Data from race to road
Most races on the Formula E calendar are street circuits – real city roads usually filled with regular traffic rather than the permanent, purpose-built, empty racetracks of F1. So, the only way the teams can practise before fixtures is on simulators. “Every race, every track is different,” says Kapur. “Every city has its own peculiarity. We have a simulator for each track.”
The work on improving racing car performance also contributes to Jaguar’s plans for its road cars to go all electric from 2025. “Everybody’s got the same basic car, and the same amount of fuel,” says Kapur. “So then how do you get the best out of it? How can I get more miles from the same kilowatt-hour? How can I get higher speeds and the same level of resilience for the same power?”
TCS’s technology partnership with Jaguar goes beyond the racetrack and into consumer road EVs. “The reliance on efficiency in electric vehicles demands an intricate infrastructure, and digital models can help with replicating various components such as the battery, the electric motor, and other integrated electronic systems,” says Lambert. “[Jaguar Land Rover] uses these digital models throughout many parts of the business.”

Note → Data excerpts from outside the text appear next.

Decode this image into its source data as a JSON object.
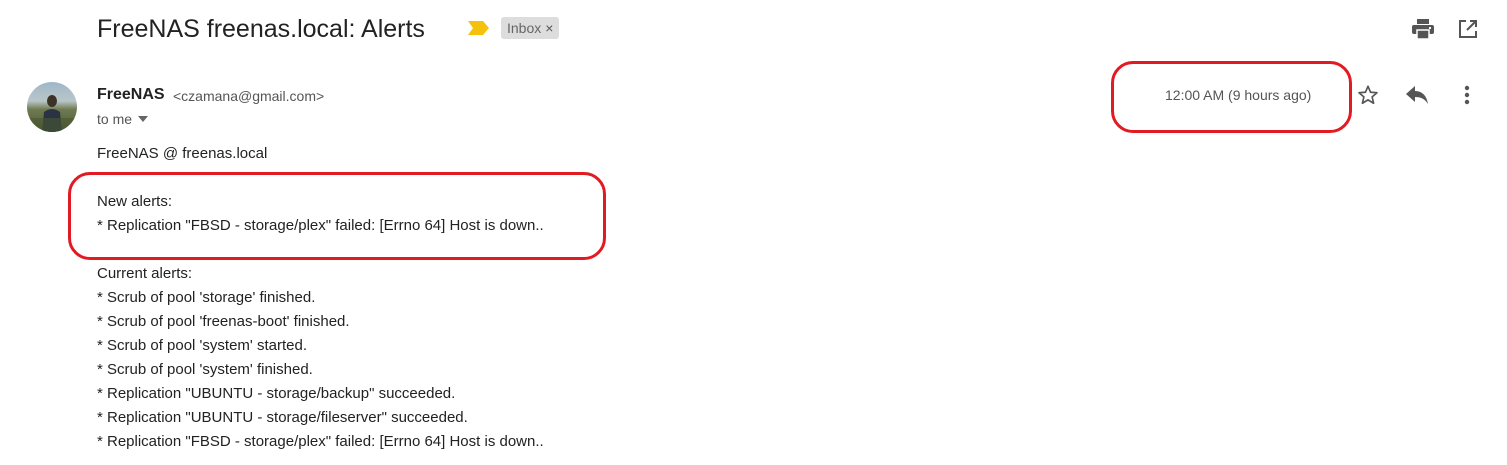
{
  "email": {
    "subject": "FreeNAS freenas.local: Alerts",
    "label": "Inbox",
    "label_remove": "×",
    "sender_name": "FreeNAS",
    "sender_email": "<czamana@gmail.com>",
    "recipient": "to me",
    "timestamp": "12:00 AM (9 hours ago)",
    "body": {
      "greeting": "FreeNAS @ freenas.local",
      "new_alerts_heading": "New alerts:",
      "new_alerts": [
        "* Replication \"FBSD - storage/plex\" failed: [Errno 64] Host is down.."
      ],
      "current_alerts_heading": "Current alerts:",
      "current_alerts": [
        "* Scrub of pool 'storage' finished.",
        "* Scrub of pool 'freenas-boot' finished.",
        "* Scrub of pool 'system' started.",
        "* Scrub of pool 'system' finished.",
        "* Replication \"UBUNTU - storage/backup\" succeeded.",
        "* Replication \"UBUNTU - storage/fileserver\" succeeded.",
        "* Replication \"FBSD - storage/plex\" failed: [Errno 64] Host is down.."
      ]
    }
  },
  "icons": {
    "importance": "importance-marker-icon",
    "print": "print-icon",
    "open_new_window": "open-in-new-window-icon",
    "star": "star-icon",
    "reply": "reply-icon",
    "more": "more-vertical-icon",
    "recipient_dropdown": "caret-down-icon"
  },
  "colors": {
    "annotation": "#e21b23",
    "importance_marker": "#f4c20d",
    "label_chip_bg": "#dddddd"
  }
}
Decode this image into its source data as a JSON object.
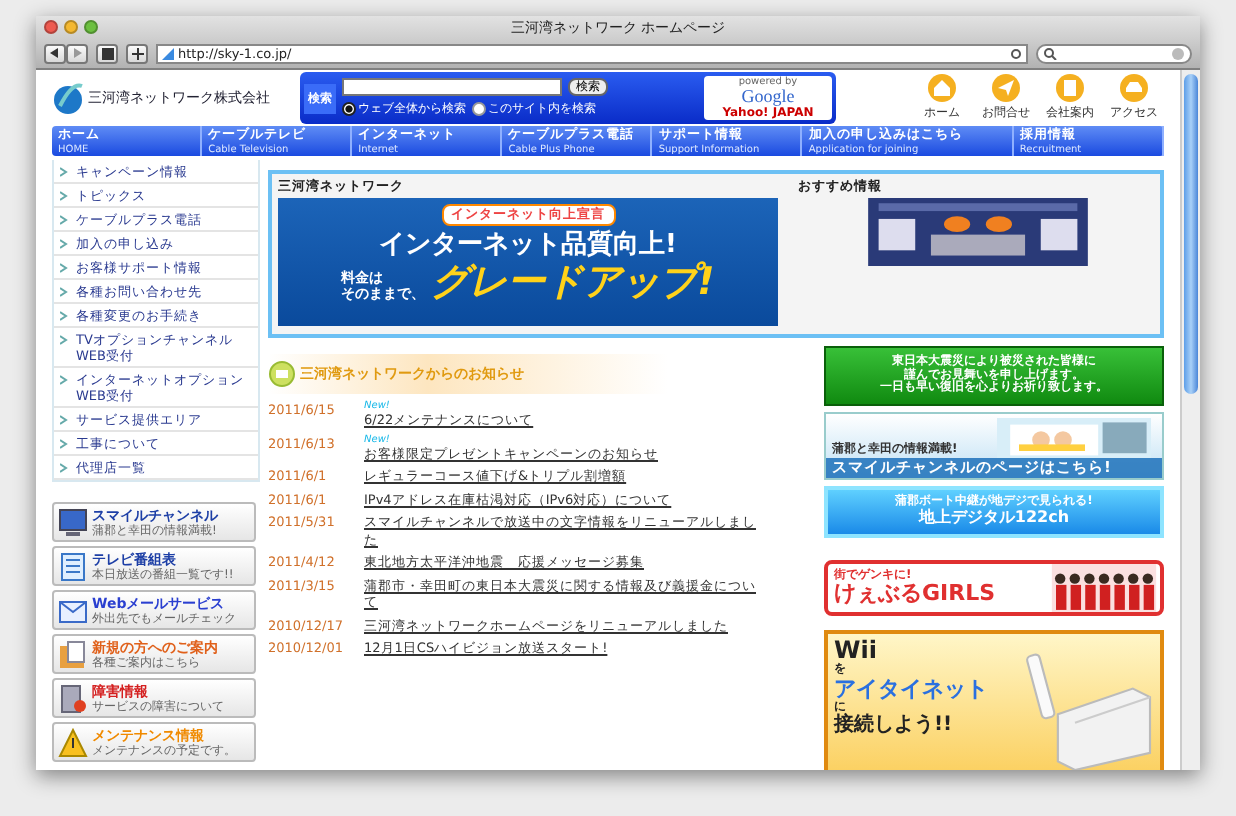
{
  "window": {
    "title": "三河湾ネットワーク ホームページ"
  },
  "toolbar": {
    "url": "http://sky-1.co.jp/"
  },
  "header": {
    "company": "三河湾ネットワーク株式会社",
    "search": {
      "label": "検索",
      "button": "検索",
      "powered": "powered by",
      "engine": "Google",
      "partner": "Yahoo! JAPAN",
      "options": [
        {
          "label": "ウェブ全体から検索",
          "selected": true
        },
        {
          "label": "このサイト内を検索",
          "selected": false
        }
      ]
    },
    "icons": [
      {
        "label": "ホーム",
        "kind": "home"
      },
      {
        "label": "お問合せ",
        "kind": "mail"
      },
      {
        "label": "会社案内",
        "kind": "building"
      },
      {
        "label": "アクセス",
        "kind": "car"
      }
    ]
  },
  "nav": [
    {
      "label": "ホーム",
      "sub": "HOME"
    },
    {
      "label": "ケーブルテレビ",
      "sub": "Cable Television"
    },
    {
      "label": "インターネット",
      "sub": "Internet"
    },
    {
      "label": "ケーブルプラス電話",
      "sub": "Cable Plus Phone"
    },
    {
      "label": "サポート情報",
      "sub": "Support Information"
    },
    {
      "label": "加入の申し込みはこちら",
      "sub": "Application for joining"
    },
    {
      "label": "採用情報",
      "sub": "Recruitment"
    }
  ],
  "sidebar": [
    "キャンペーン情報",
    "トピックス",
    "ケーブルプラス電話",
    "加入の申し込み",
    "お客様サポート情報",
    "各種お問い合わせ先",
    "各種変更のお手続き",
    "TVオプションチャンネルWEB受付",
    "インターネットオプションWEB受付",
    "サービス提供エリア",
    "工事について",
    "代理店一覧"
  ],
  "side_banners": [
    {
      "kind": "monitor",
      "title": "スマイルチャンネル",
      "sub": "蒲郡と幸田の情報満載!",
      "color": "#1d3fa6"
    },
    {
      "kind": "list",
      "title": "テレビ番組表",
      "sub": "本日放送の番組一覧です!!",
      "color": "#1d3fa6"
    },
    {
      "kind": "mail",
      "title": "Webメールサービス",
      "sub": "外出先でもメールチェック",
      "color": "#2a3fd0"
    },
    {
      "kind": "folder",
      "title": "新規の方へのご案内",
      "sub": "各種ご案内はこちら",
      "color": "#e0601a"
    },
    {
      "kind": "server",
      "title": "障害情報",
      "sub": "サービスの障害について",
      "color": "#d42020"
    },
    {
      "kind": "warning",
      "title": "メンテナンス情報",
      "sub": "メンテナンスの予定です。",
      "color": "#f08a00"
    }
  ],
  "top_box": {
    "title": "三河湾ネットワーク",
    "recommend_title": "おすすめ情報",
    "banner": {
      "badge": "インターネット向上宣言",
      "headline": "インターネット品質向上!",
      "note_1": "料金は",
      "note_2": "そのままで、",
      "big": "グレードアップ!"
    }
  },
  "news": {
    "title": "三河湾ネットワークからのお知らせ",
    "items": [
      {
        "date": "2011/6/15",
        "badge": "New!",
        "text": "6/22メンテナンスについて"
      },
      {
        "date": "2011/6/13",
        "badge": "New!",
        "text": "お客様限定プレゼントキャンペーンのお知らせ"
      },
      {
        "date": "2011/6/1",
        "text": "レギュラーコース値下げ&トリプル割増額"
      },
      {
        "date": "2011/6/1",
        "text": "IPv4アドレス在庫枯渇対応（IPv6対応）について"
      },
      {
        "date": "2011/5/31",
        "text": "スマイルチャンネルで放送中の文字情報をリニューアルしました"
      },
      {
        "date": "2011/4/12",
        "text": "東北地方太平洋沖地震　応援メッセージ募集"
      },
      {
        "date": "2011/3/15",
        "text": "蒲郡市・幸田町の東日本大震災に関する情報及び義援金について"
      },
      {
        "date": "2010/12/17",
        "text": "三河湾ネットワークホームページをリニューアルしました"
      },
      {
        "date": "2010/12/01",
        "text": "12月1日CSハイビジョン放送スタート!"
      }
    ]
  },
  "right_banners": [
    {
      "kind": "notice",
      "lines": [
        "東日本大震災により被災された皆様に",
        "謹んでお見舞いを申し上げます。",
        "一日も早い復旧を心よりお祈り致します。"
      ]
    },
    {
      "kind": "smile",
      "lines": [
        "蒲郡と幸田の情報満載!",
        "スマイルチャンネルのページはこちら!"
      ]
    },
    {
      "kind": "digital",
      "lines": [
        "蒲郡ボート中継が地デジで見られる!",
        "地上デジタル122ch"
      ]
    },
    {
      "kind": "girls",
      "lines": [
        "街でゲンキに!",
        "けぇぶるGIRLS"
      ]
    },
    {
      "kind": "wii",
      "lines": [
        "Wii",
        "を",
        "アイタイネット",
        "に",
        "接続しよう!!"
      ]
    }
  ]
}
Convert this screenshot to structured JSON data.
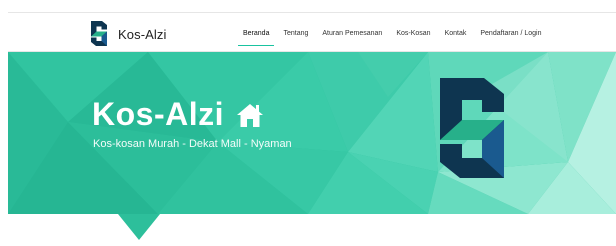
{
  "brand": {
    "name": "Kos-Alzi"
  },
  "nav": {
    "items": [
      {
        "label": "Beranda",
        "active": true
      },
      {
        "label": "Tentang"
      },
      {
        "label": "Aturan Pemesanan"
      },
      {
        "label": "Kos-Kosan"
      },
      {
        "label": "Kontak"
      },
      {
        "label": "Pendaftaran / Login"
      }
    ]
  },
  "hero": {
    "title": "Kos-Alzi",
    "subtitle": "Kos-kosan Murah - Dekat Mall - Nyaman",
    "title_icon": "home-icon"
  },
  "colors": {
    "accent": "#2dbf9b",
    "logo_dark": "#0e3550",
    "logo_green": "#27b08a",
    "logo_blue": "#1a5a8f"
  }
}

Kapur adds: “Race to road, there is a direct correlation in terms of what we are doing here and how it’s going to translate back into the EVs we drive later.”
For example, improvements in torque management made on the racetrack have helped Jaguar’s latest premium all-electric car, the Jaguar I-Pace, gain 20km extra range without using more power.
Formula E has a wider advocacy role, bringing electric vehicles to city centres all over the world and reaching people who wouldn’t have driven to a circuit out of town.
“These are the most advanced, the most efficient electric cars in the world,” says Barclay. “For a 40-45-minute race, we use the equivalent of 3.8 litres of fuel.” That’s many times more fuel-efficient than F1.
“With EVs, we all talk about how fast they are. We also talk about range anxiety,” says Lambert. “We do both things in Formula-E. In qualifying, we’ve certainly sent cars out and made them perform as high power and high performance as they possibly can. Then in the race … the regulators limit how much energy we get to use, so that means the race is an efficiency, strategy, energy-management game.”
Is Formula E as exciting as F1? Its fans think so. How a racing car is propelled may not make much difference to the thrill of a race, but thanks to the IT, as well as the engineering, it makes a difference to the cars we’ll all be driving in the future.